Le tableau noir (en réalité vert foncé) arborait malgré lui quelques lettres tracées à la craie et formant des mots que le professeur se serait empressé d'effacer, s'il avait été là. Dans un coin du tableau semblait traîner, à moitié effacée, la date du jour, ultime témoin du drame, comme les aiguilles d'une montre cassée sous le choc d'un crime de mauvais feuilleton policier.
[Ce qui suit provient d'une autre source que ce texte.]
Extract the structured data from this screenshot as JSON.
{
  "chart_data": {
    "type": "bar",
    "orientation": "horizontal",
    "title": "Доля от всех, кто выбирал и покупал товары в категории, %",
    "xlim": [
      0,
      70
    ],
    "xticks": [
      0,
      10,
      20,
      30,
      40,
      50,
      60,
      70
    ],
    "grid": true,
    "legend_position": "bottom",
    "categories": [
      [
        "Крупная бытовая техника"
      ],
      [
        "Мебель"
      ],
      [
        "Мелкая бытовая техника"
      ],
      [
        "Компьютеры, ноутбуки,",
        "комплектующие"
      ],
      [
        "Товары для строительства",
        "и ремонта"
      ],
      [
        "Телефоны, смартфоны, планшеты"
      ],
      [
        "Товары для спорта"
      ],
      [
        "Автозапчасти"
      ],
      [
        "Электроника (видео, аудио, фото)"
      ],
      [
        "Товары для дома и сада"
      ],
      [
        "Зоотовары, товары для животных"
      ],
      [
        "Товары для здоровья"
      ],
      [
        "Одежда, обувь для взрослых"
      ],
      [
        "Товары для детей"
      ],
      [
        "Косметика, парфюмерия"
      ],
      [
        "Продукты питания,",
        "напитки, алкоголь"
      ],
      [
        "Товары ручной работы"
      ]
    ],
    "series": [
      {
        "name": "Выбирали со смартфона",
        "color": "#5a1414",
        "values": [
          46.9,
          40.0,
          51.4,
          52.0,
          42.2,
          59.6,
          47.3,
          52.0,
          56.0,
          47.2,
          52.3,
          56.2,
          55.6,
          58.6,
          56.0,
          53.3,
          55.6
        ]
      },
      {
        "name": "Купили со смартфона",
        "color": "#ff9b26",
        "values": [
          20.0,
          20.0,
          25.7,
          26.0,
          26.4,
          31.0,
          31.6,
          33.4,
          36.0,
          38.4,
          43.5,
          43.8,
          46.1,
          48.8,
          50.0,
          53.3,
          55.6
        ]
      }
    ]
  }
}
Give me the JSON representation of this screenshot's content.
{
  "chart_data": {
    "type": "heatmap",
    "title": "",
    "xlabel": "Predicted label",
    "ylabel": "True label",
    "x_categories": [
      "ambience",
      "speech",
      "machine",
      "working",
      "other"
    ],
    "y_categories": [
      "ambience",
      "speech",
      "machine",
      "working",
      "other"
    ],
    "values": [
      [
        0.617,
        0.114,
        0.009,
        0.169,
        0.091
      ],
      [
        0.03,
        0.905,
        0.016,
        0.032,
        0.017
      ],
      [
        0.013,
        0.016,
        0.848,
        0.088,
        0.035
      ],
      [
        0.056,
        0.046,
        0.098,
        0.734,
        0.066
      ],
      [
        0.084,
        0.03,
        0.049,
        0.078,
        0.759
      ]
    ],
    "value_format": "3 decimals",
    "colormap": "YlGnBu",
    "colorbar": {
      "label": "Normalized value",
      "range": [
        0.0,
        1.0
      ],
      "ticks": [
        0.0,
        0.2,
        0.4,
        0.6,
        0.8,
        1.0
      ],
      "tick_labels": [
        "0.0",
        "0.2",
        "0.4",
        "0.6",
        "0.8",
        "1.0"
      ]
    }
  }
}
Dans ce lieu empreint de chaos, une commode de bois au tiroir du haut ouvert réussissait pourtant presque à donner le change. En y regardant de plus près, on pouvait voir que, en équilibre instable sur le bord de ce tiroir, s'aventurait au dehors un pot de peinture verte, sous le regard inquiet de son petit frère, un pot de confiture à l'abricot resté timidement en retrait.
Je fus témoin de la sortie courageuse de ce pot et je ne pus m'empêcher de le comparer à cet humain qui, le premier, sortira de son abri nucléaire après la prochaine guerre atomique (le plus tard possible, je l'espère) pour constater les dégâts...
Nous restâmes là un moment, lui et moi, avec le sentiment confus d'avoir échappé à un désastre et la pensée coupable de ne pas l'avoir mérité plus que les autres. Aussi, par respect pour les victimes, je quittai ce sanctuaire, sitôt mes esprits retrouvés.